Mr Blair said the Conservatives would be "suicidal" to have a Brexit election but suggested they may back a so-called People's Vote.

He said Mrs May was caught in a dilemma between a soft Brexit which would disappoint Leave supporters or a more decisive break from Brussels which would hit the economy.

In a message to Labour MPs he said: "I would advise them to hold firm against Brexit because either of these choices are unpalatable.

"If there is no way round this dilemma then you are going to come back with a deal that is going to be unpalatable for one of two reasons - either because people will say 'what on earth is the point of having Brexit if you are still bound by the rules?'.

"On the other hand, if you come back with what is essentially a Canada-style free-trade agreement that is going to do immense damage because you are going to have to recreate and restructure your relationships."

He acknowledged the prospect of voting down a deal would cause even greater uncertainty and was "really difficult".

But he added: "The alternatives are all worse because if you do get to a blockage in Parliament, that's what opens up the possibility of going back to the people.

"There's a huge debate about this, whether it's right or wrong.

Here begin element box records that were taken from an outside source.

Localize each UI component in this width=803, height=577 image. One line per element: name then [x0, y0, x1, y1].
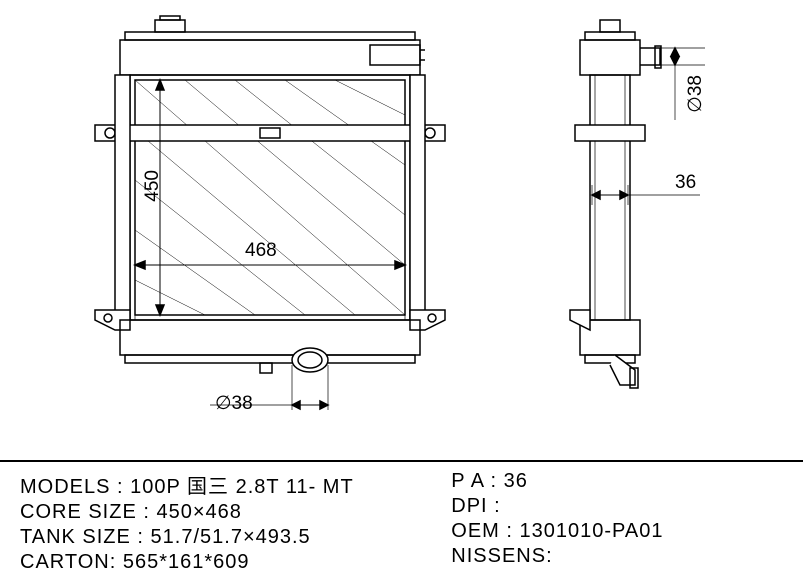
dim-height: 450 [142, 170, 164, 202]
dpi-label: DPI [451, 495, 487, 517]
spec-dpi: DPI : [451, 495, 783, 518]
spec-table: MODELS : 100P 国三 2.8T 11- MT CORE SIZE :… [0, 460, 803, 577]
carton-value: 565*161*609 [123, 551, 250, 573]
dim-port-bottom: ∅38 [215, 392, 253, 415]
spec-pa: P A : 36 [451, 470, 783, 493]
spec-tank: TANK SIZE : 51.7/51.7×493.5 [20, 526, 451, 549]
core-value: 450×468 [156, 501, 241, 523]
spec-nissens: NISSENS: [451, 545, 783, 568]
models-label: MODELS [20, 476, 110, 498]
dim-depth: 36 [675, 172, 696, 194]
spec-oem: OEM : 1301010-PA01 [451, 520, 783, 543]
spec-col-right: P A : 36 DPI : OEM : 1301010-PA01 NISSEN… [451, 470, 783, 569]
spec-col-left: MODELS : 100P 国三 2.8T 11- MT CORE SIZE :… [20, 470, 451, 569]
core-label: CORE SIZE [20, 501, 137, 523]
models-value: 100P 国三 2.8T 11- MT [130, 476, 354, 498]
tank-value: 51.7/51.7×493.5 [151, 526, 311, 548]
technical-drawing: 450 468 ∅38 ∅38 36 [0, 10, 803, 460]
tank-label: TANK SIZE [20, 526, 131, 548]
dim-width: 468 [245, 240, 277, 262]
spec-carton: CARTON: 565*161*609 [20, 551, 451, 574]
drawing-svg [0, 10, 803, 460]
spec-models: MODELS : 100P 国三 2.8T 11- MT [20, 470, 451, 499]
oem-value: 1301010-PA01 [520, 520, 664, 542]
spec-core: CORE SIZE : 450×468 [20, 501, 451, 524]
oem-label: OEM [451, 520, 500, 542]
carton-label: CARTON [20, 551, 110, 573]
nissens-label: NISSENS [451, 545, 546, 567]
pa-label: P A [451, 470, 484, 492]
dim-port-side: ∅38 [685, 75, 707, 113]
pa-value: 36 [504, 470, 528, 492]
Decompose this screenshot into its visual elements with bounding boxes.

My view is this only happens if there's a blockage in Parliament, but if there is blockage in Parliament it's a very simple argument."

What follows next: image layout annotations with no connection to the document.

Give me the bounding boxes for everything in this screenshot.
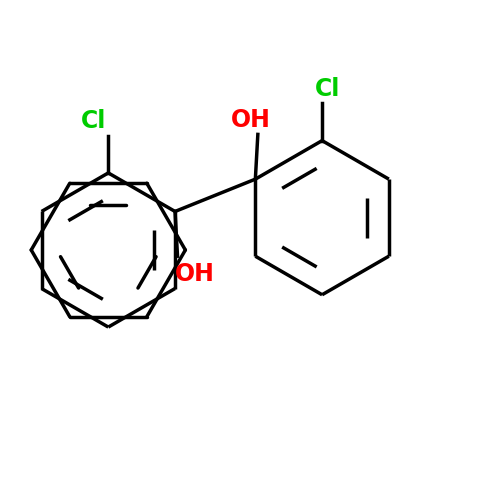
Text: Cl: Cl	[314, 77, 340, 101]
Text: OH: OH	[230, 108, 270, 132]
Text: Cl: Cl	[81, 109, 106, 133]
Text: OH: OH	[175, 262, 215, 286]
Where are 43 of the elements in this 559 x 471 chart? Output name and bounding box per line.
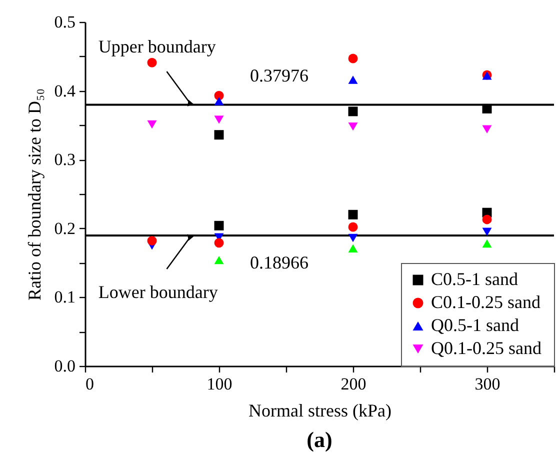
point: [348, 222, 358, 232]
point: [482, 104, 492, 114]
y-tick-label: 0.0: [54, 356, 76, 376]
point: [348, 234, 358, 242]
annotation: Upper boundary: [98, 36, 216, 56]
annotation: Lower boundary: [98, 282, 218, 302]
y-tick-label: 0.1: [54, 288, 76, 307]
y-tick-label: 0.3: [54, 150, 76, 170]
point: [482, 214, 492, 224]
point: [482, 228, 492, 236]
point: [147, 236, 157, 246]
point: [147, 58, 157, 68]
text: (a): [306, 427, 332, 452]
point: [214, 220, 224, 230]
point: [214, 130, 224, 140]
x-tick-label: 200: [340, 374, 366, 394]
point: [214, 97, 224, 106]
point: [482, 125, 492, 134]
legend-label: Q0.5-1 sand: [431, 315, 519, 335]
point: [214, 256, 224, 264]
point: [482, 239, 492, 248]
y-tick-label: 0.5: [54, 12, 76, 32]
legend-label: C0.5-1 sand: [431, 269, 518, 289]
legend-label: C0.1-0.25 sand: [431, 292, 540, 312]
point: [348, 122, 358, 131]
x-tick-label: 100: [206, 374, 232, 394]
point: [214, 238, 224, 248]
point: [348, 76, 358, 84]
point: [348, 54, 358, 64]
point: [214, 116, 224, 124]
y-axis-title: Ratio of boundary size to D₅₀: [24, 88, 44, 301]
point: [348, 210, 358, 220]
y-tick-label: 0.2: [54, 218, 76, 238]
ref-line-label: 0.37976: [250, 66, 309, 86]
y-tick-label: 0.4: [54, 81, 76, 100]
point: [348, 244, 358, 252]
point: [348, 106, 358, 116]
ref-line-label: 0.18966: [250, 252, 309, 273]
x-axis-title: Normal stress (kPa): [248, 400, 392, 420]
point: [147, 120, 157, 129]
x-tick-label: 0: [86, 374, 94, 394]
legend-label: Q0.1-0.25 sand: [431, 338, 542, 358]
x-tick-label: 300: [474, 374, 500, 394]
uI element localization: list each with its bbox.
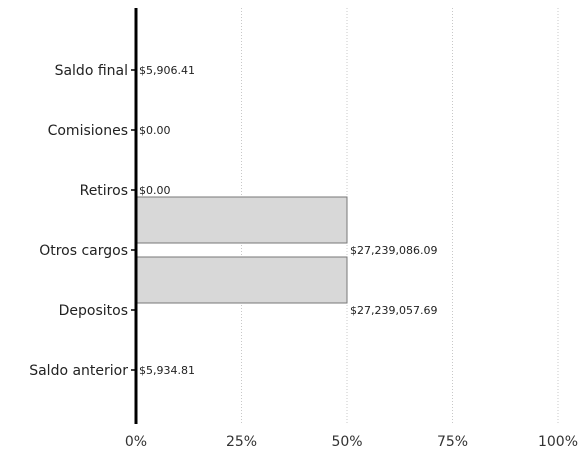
x-tick-label: 100% [538,434,578,450]
bar [135,256,348,304]
bar [135,196,348,244]
value-label: $5,906.41 [139,64,195,77]
category-label: Saldo anterior [29,363,128,379]
value-labels: $5,906.41 $0.00 $0.00 $27,239,086.09 $27,239… [139,64,437,377]
x-tick-label: 50% [331,434,362,450]
category-labels: Saldo final Comisiones Retiros Otros cargos… [29,63,128,379]
value-label: $0.00 [139,184,171,197]
x-tick-label: 75% [437,434,468,450]
value-label: $27,239,086.09 [350,244,437,257]
y-axis [131,8,138,424]
x-tick-label: 25% [226,434,257,450]
category-label: Depositos [59,303,128,319]
value-label: $27,239,057.69 [350,304,437,317]
value-label: $5,934.81 [139,364,195,377]
x-tick-label: 0% [125,434,147,450]
category-label: Otros cargos [39,243,128,259]
category-label: Retiros [80,183,128,199]
category-label: Comisiones [48,123,128,139]
x-tick-labels: 0% 25% 50% 75% 100% [125,434,578,450]
bars [135,196,348,304]
value-label: $0.00 [139,124,171,137]
category-label: Saldo final [55,63,128,79]
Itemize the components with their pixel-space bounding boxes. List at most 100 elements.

He said that "this referendum would be definitive, in my view", explaining that unlike in 2016 the public and politicians would have had more than two years' experience of grappling with the issues.

It was an "open question" what would be on the ballot paper, but abandoning Brexit altogether and remaining in the European Union should be available as a choice - and he suggested Brussels would make a "much more attractive offer" to the UK on terms for staying in.

Mr Blair suggested Labour MPs worried about their leave-supporting voters should be saying "Brexit is not going to solve your problems" and instead offer alternative solutions.

His institute published analysis by the National Institute of Economic and Social Research (NIESR) indicating the impact Brexit could have on the UK's prized service sector.

Crashing out and trading on World Trade Organisation (WTO) terms would see GDP 4.91% lower in 12 years' time than if Britain remained in the customs union and single market.

Even Theresa May's so-called Chequers deal would see GDP take a 4.13% hit, the research suggested.

Mr Blair said: "The report shows the economic impact of the exclusion from the Single Market just for services. Using the NIESR baseline we calculate that this will amount to £17 billion in lost revenue by 2030, or double Britain's present contribution to the EU.

"Many people may think that though the short term impact of Brexit will be severe, we will swiftly recover. This analysis demonstrates that this is not the case.

"The pain will go on for a long time and will only be reduced by radical measures of deregulation and cost saving to improve Britain's competitive advantage with Europe, which run in precisely the opposite direction of the policies now advocated by both main political parties."